Além dos conflitos religiosos, é óbvio que o conjunto do sistema político e social da região é determinado e fragilizado pela concentração de recursos petrolíferos em pequenos territórios despovoados. Examinando a zona que vai do Egito ao Irã, passando pela Síria, Iraque e Península Arábica, o que totaliza mais ou menos 300 milhões de habitantes, constata-se que as monarquias petrolíferas respondem por 60 % a 70 % do PIB regional e têm menos de 10 % da população, o que faz da região [Oriente Médio] a mais desigual do planeta.

Trecho retirado do artigo “A ênfase total na segurança não será suficiente” publicado na edição eletrônica do jornal Le Monde de 24 de novembro e de autoria do economista francês Thomas Piketty

Uma vez mais assistimos a uma tentativa revoltante de aterrorizar civis inocentes. Este não é um ataque somente a Paris, não somente ao povo francês, mas um ataque a toda a humanidade e aos valores que compartilhamos.

Declaração do Presidente Barack Obama sobre o s atentados terroristas ocorridos em Paris em 13 de novembro

    Prezados leitores, vocês sabem qual a origem da expressão “fogueira das vaidades”? Se hoje ela é metafórica, no ano de 1497 ele teve um sentido muito literal em Florença, no norte do que hoje é a Itália. Naquela data, o pregador dominicano Girolamo Savonarola (1452-1498) convidou os florentinos, na época do carnaval, a regenerarem-se pela expiação dos seus pecados para que a terra dos Médici pudesse tornar-se a Cidade de Deus na Terra. Para tanto, Savonarola convidou todos à fogueira, isto é, incitou seus concidadãos a queimar tudo aquilo que fosse símbolo das fraquezas humanas, entre as quais uma das mais conspícuas era a vaidade. E assim foi feito: ornamentos pessoais, figuras libidinosas, cartas de baralho e tábuas de jogo foram queimados na grande fogueira montada por Savonarola, que acabou ele mesmo virando brasa depois de ser barbaramente torturado e enforcado um ano depois. Mas o destino de Savonarola e o porquê do seu fracasso não interessam aos propósitos deste artigo. Fiquemos com o fogo, pois meu propósito aqui é imitar o pregador e incitar meu pequeno séquito a lançar ao fogo certos símbolos dos pecados que assolam o espírito humano.

    Eu começaria humildemente colocando para queimar os grandes óculos modernos e escuros da jornalista Cláudia Cruz, mulher do presidente da Câmara, Eduardo Cunha, pois denotam tanto a ganância do casal, detentor de contas na Suíça, quanto a tendência a escamotear a realidade mostrada pela dupla, que se nega a enxergar a realidade: a realidade de que o mínimo de decência teria levado o deputado carioca a renunciar há muito tempo, quando a mentira deslavada que ele contou a respeito da não existência de dinheiro seu em terras helvéticas foi descoberta na Operação Lava-Jato.
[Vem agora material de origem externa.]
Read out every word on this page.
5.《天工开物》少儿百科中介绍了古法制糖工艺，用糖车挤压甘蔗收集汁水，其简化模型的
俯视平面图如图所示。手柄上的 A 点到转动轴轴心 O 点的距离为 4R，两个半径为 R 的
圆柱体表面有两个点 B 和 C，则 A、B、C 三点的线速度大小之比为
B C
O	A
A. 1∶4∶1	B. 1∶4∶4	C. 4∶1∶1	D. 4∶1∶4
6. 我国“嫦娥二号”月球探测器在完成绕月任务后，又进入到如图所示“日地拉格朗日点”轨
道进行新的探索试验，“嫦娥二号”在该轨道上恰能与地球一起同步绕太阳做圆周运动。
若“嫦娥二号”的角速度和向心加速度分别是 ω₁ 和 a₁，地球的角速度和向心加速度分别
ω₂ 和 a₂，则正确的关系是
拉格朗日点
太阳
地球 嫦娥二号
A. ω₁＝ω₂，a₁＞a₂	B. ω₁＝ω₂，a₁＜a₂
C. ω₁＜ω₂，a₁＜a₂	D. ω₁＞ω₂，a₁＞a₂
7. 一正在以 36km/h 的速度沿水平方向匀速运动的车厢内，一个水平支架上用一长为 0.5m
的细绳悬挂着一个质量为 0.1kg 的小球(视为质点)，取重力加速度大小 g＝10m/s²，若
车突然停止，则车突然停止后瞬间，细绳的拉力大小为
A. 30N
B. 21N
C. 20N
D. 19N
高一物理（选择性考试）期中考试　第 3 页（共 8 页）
Cultivo a esperança de que se dona Cláudia jogasse esses óculos fora ela veria a luz e convenceria o marido a finalmente largar o osso. Mas temo que Cunha seja peça por demais importante para os partidários do impeachment a qualquer custo de forma que os indignados políticos que denunciam a improbidade administrativa de Dona Dilma estarão dispostos a fechar os olhos para as derrapadas daquele que é o instrumento para tirá-la do poder, o evangélico Cunha. Afinal, como ensinou (ou dizem que ensinou) um outro florentino famoso, Niccolò Machiavelli, “os fins justificam os meios”.

    Livrar-se da cupidez de “novos-ricos” e da cara de pau do primeiro-casal do Legislativo brasileiro seria um avanço, mas pretendo ir além. Convido o presidente americano a expiar sua sua bazófia e hipocrisia jogando na fogueira o seu Prêmio Nobel da Paz. Do alto da sua superioridade moral, o presidente-professor ou professor-presidente denuncia aqueles que não compartilham os tais dos valores ocidentais. Quais são eles? Será que ele quer dizer democracia? Mas então, se os Estados Unidos defendem a democracia no Oriente Médio, porque Mohamad Morsi eleito em 2012 pelo povo egípcio para o cargo de presidente foi defenestrado pelos militares em 2013, sem que os Estados Unidos intervisse? E por que os Estados Unidos apóiam incondicionalmente a Arábia Saudita que trata trabalhadores imigrantes e mulheres como semi-escravos? Será que para o Prêmio Nobel da Paz os valores ocidentais incluem a solução pacífica de conflitos? E por que os países ocidentais instigaram a guerra civil na Líbia para depor Muammar Al-Kaddafi em 2011, na Síria para depor Bashar Al-Assad e na Ucrânia para depor Viktor Yanukovytch em 2014? Por acaso esses países estão em uma situação melhor depois das intervenções benevolentes, tenham sido elas abertas, como na Líbia e Síria, ou pelo apoio a grupos internos como na Ucrânia? Será que a destruição do patrimônio cultural da Síria, um dos países mais antigos do mundo, de rica história, valeu a pena em nome da vitória final da democracia contra um ditador sanguinário? Será que a morte de 500.000 iraquianos desde a intervenção americana no país serviu para a defesa dos valores ocidentais?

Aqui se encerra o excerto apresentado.